If you are running into disk issues, you could try performing the compression with a smaller day interval.

To do so, you should modify /var/ossec/etc/internal_options.conf file by changing monitord.keep_log_days to a value lower than 31.

[Johnie Basson]

Tomas

Thank you for your feedback.

We do however still have some older logs that was never archived due to the lack of disk space, is there a way to archive/zip these now?

Kind regards

[Tomas Sarquis]

First of all, viewing the dates of the files, your manager is generating a lot of alerts. Consider implementing an anti-flooding mechanism.

Secondly, why do you affirm that these logs are not compressed "due to the lack of disk space"? Have you seen any errors related to this scenario?

It's weird that logs from day 21 are being compressed but logs from previous days are not...

[Johnie Basson]

Tomas

Thank you for your feedback.

We will investigate the ant-flooding mechanism, and we are addressing the server causing the alerting issue.

Yes, I can confirm that we only have this problem when the server ran out of space and thus stopped logging as you can see from the image there was no logs for a few days after the server ran out of space (14 – 17 & 19 – 21 May) until it was resolved it started logging again.

I just want to know of there is way to archive/zip these files after the fact, is there a script that will create the archives (.gz & .sum files) for those days.

If not, I suppose we can just archive/zip them to free up the space.

 

Kind regards

[Tomas Sarquis]

I'm checking this with the team.
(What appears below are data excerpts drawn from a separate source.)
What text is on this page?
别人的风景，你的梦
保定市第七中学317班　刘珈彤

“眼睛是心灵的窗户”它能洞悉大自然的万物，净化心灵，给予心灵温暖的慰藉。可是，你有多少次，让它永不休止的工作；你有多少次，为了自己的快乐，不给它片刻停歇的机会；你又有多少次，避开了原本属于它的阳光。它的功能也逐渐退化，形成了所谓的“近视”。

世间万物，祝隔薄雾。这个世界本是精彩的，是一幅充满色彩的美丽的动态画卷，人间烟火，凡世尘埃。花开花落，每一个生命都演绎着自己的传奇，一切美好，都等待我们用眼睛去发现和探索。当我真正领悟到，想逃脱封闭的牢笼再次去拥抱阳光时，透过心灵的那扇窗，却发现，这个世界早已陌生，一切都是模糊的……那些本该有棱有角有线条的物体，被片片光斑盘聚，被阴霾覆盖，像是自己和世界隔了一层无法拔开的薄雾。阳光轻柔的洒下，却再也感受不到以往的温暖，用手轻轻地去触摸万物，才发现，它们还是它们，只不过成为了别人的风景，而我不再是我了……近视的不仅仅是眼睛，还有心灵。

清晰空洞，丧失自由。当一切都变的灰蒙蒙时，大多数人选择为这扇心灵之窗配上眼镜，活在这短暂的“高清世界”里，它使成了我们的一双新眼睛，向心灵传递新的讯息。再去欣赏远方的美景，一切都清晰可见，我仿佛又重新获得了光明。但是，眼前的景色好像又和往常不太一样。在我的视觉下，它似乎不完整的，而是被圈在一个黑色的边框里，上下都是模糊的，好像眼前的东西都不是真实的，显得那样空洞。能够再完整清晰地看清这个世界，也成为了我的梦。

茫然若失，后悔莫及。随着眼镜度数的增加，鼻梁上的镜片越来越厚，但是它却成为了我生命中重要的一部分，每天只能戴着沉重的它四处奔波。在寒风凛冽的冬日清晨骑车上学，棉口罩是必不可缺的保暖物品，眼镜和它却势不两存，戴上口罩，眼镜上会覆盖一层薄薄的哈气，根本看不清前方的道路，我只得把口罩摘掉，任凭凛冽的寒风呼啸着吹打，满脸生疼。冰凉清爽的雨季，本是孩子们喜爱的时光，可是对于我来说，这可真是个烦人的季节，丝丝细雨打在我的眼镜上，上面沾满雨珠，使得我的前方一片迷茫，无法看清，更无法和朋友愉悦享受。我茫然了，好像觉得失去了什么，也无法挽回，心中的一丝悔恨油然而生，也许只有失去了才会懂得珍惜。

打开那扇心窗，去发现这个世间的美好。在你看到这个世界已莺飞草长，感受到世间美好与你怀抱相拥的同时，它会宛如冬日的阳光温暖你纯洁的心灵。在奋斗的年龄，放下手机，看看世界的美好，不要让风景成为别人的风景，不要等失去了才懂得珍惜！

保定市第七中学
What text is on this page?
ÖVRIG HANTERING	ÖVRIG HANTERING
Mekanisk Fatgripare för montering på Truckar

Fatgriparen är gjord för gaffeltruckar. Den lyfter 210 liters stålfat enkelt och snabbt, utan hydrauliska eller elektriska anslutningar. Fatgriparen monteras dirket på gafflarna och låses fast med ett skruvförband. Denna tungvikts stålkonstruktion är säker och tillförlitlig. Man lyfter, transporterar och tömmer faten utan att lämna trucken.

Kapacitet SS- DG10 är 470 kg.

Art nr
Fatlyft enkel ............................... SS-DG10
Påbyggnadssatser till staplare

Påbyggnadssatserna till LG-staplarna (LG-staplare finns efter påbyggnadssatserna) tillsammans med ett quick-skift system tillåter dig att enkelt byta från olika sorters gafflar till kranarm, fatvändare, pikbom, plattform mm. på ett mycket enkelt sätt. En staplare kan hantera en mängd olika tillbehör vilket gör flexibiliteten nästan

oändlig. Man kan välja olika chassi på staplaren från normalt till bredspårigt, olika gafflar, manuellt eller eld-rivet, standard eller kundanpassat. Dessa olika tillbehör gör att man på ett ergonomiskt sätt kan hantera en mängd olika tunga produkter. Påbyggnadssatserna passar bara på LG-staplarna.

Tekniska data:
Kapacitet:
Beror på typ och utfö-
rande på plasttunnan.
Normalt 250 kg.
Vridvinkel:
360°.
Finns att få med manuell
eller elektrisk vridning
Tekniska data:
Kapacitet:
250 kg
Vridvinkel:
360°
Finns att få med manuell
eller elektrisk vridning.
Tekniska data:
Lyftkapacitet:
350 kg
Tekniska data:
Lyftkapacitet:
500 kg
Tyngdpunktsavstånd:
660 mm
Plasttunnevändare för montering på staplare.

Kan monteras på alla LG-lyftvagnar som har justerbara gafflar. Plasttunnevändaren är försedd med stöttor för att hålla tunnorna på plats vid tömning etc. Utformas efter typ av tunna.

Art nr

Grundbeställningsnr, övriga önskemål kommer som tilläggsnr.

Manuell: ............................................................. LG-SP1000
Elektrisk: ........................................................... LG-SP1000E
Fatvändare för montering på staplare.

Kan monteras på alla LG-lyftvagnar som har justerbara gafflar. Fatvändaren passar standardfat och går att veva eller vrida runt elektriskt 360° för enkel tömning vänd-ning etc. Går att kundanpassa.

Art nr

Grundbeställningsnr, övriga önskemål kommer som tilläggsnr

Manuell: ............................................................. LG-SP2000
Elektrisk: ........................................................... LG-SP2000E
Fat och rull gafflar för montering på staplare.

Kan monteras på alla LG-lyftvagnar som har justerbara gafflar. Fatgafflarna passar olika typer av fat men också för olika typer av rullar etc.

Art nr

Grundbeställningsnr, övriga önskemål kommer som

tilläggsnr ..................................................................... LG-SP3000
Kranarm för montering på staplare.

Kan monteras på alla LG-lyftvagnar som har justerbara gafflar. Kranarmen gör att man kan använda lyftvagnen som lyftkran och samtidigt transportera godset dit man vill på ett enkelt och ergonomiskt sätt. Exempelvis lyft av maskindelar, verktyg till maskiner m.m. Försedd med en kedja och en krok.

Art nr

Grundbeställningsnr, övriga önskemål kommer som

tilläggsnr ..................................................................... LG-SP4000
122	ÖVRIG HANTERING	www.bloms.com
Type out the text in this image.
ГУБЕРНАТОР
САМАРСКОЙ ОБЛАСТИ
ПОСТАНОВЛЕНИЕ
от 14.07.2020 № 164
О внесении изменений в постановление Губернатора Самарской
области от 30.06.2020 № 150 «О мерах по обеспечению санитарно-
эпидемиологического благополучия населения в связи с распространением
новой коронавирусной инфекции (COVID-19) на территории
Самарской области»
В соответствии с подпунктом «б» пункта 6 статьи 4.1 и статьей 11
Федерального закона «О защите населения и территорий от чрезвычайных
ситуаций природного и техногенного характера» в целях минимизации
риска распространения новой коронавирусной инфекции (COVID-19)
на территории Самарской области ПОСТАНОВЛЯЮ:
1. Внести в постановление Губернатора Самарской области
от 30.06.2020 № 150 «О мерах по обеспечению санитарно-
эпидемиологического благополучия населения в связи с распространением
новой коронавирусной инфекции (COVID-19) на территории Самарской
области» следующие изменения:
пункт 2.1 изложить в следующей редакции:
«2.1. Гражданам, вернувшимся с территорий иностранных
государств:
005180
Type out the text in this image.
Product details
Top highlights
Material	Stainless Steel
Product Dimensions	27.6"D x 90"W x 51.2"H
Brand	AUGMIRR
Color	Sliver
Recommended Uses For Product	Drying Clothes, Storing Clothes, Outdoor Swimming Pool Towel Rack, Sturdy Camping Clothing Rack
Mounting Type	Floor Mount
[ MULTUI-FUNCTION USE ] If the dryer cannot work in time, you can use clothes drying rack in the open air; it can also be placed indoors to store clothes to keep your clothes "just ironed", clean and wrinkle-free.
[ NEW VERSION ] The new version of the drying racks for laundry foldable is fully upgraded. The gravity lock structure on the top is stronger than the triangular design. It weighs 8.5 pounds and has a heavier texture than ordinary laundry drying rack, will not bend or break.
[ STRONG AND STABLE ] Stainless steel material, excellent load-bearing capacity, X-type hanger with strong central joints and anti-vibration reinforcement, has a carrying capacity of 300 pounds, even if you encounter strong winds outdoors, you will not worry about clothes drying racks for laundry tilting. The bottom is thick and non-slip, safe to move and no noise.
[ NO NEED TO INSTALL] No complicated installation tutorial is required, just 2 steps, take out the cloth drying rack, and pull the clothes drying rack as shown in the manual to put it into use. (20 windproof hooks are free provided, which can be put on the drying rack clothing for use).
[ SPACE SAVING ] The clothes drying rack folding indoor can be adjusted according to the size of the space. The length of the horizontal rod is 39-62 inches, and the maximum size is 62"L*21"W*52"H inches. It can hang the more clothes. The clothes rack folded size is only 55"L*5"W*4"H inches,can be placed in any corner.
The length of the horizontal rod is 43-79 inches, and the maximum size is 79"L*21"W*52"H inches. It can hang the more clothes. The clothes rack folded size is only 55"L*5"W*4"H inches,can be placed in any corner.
Please give me some minutes.

[Johnie Basson]

Thanks.

[Tomas Sarquis]

Still checking on this, Johnie.

[Tomas Sarquis]

So, I checked with the team...

Apparently, these full-disk issues are known are we hope they will be handled soon.

On the other hand, there's no "legal" way of compressing these files manually but you can compress them yourself by using a tool such as gzip. The only inconvenience is that the hash chain will not be created, for instance:

Current checksum:

MD5 (logs/alerts/2023/Jun/ossec-alerts-26) = 2fda8beec79b1601aaab2e72d2d19039 SHA1 (logs/alerts/2023/Jun/ossec-alerts-26) = 9fb13fa55008475f984516cbf3bd92a0a1bdaf6d SHA256 (logs/alerts/2023/Jun/ossec-alerts-26) = 4288b8dc6cff3ffc6895c8631241dbaa3e66bf870e0d09ff639726a3fc3b1827 Chained checksum: MD5 (logs/alerts/2023/Jun/ossec-alerts-25.json.sum) = none SHA1 (logs/alerts/2023/Jun/ossec-alerts-25.json.sum) = none SHA256 (logs/alerts/2023/Jun/ossec-alerts-25.json.sum) = none

You can create them, in any format, but following the file name so the manager will chain it the next day.